Put aside OO design pattern to achieve better performance in strategic games?

Question

Suppose we would like to program efficiently for some reasons and constraints. Should we put aside OOP? Let's illustrate with an example

public class CPlayer{
   Vector3 m_position;
   Quaternion m_rotation;
   // other fields
}
public class CPlayerController{
   CPlayer[] players;
   public CPlayerController(int _count){
      players=new CPlayer[_count];
   }
   public void ComputeClosestPlayer(CPlayer _player){
      for(int i=0;i



If we convert the class to a struct, we can utilize to cache the player array in cache memory and get better performance.

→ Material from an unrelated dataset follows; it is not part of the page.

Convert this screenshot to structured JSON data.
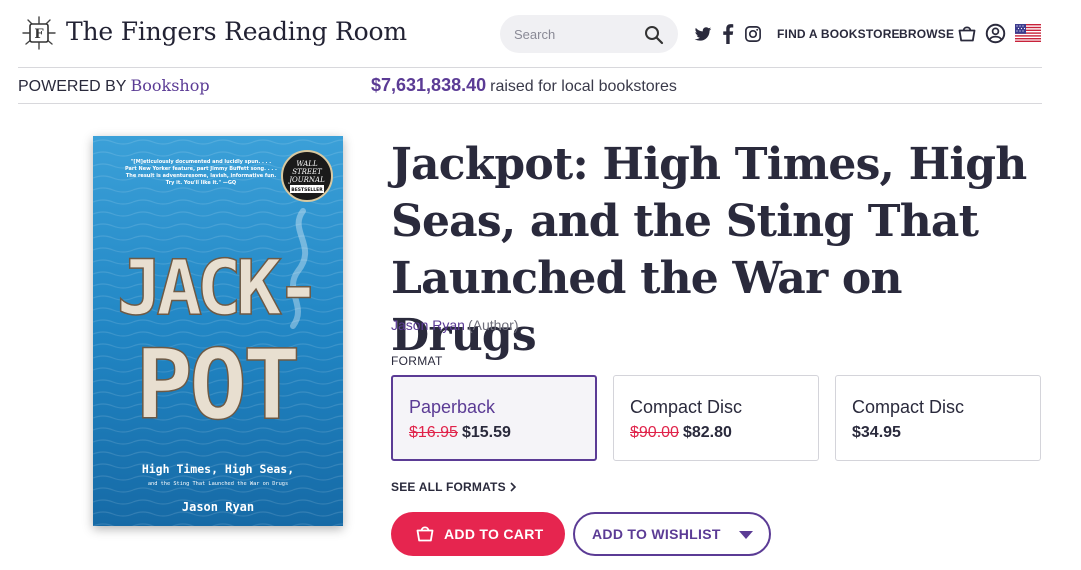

When we need to iterate the array in ComputeClosestPlayer function, we know that the players structs were stored consecutively so can come into the cache memory when reading the first element of the array.

public struct CPlayerController{
   CPlayer[] players;
   public CPlayerController(int _count){
      players=new CPlayer[_count];
   }
   public void ComputeClosestPlayer(CPlayer _player){
      for(int i=0;i


If we want to achieve more performance, we can separate position field from the class:

public Vector3[] m_positions;


So now, only the positions(12 bytes for every of them) are cached in cache memory when we call the function while in previous approach, we have to cache objects that take more memory.

Finally I do not know that it is a standard approach or you avoid it to separate some fields from a class to get better performance and share your approach to get the most performance in strategy games that you have a lot of items and soldiers

user4842163 · Accepted Answer

Put aside OO design pattern to achieve better performance in strategic games?

I tend to favor this broad approach of putting aside OOP for visual FX at the central architecture and specifically with an entity-component system like so:

... where the components, in blue, are just data (structs with no functionality of their own). If there's any functionality at all inside a component, it's pure data structure functionality (like the functions you find in std::vector in C++ or ArrayList in C#).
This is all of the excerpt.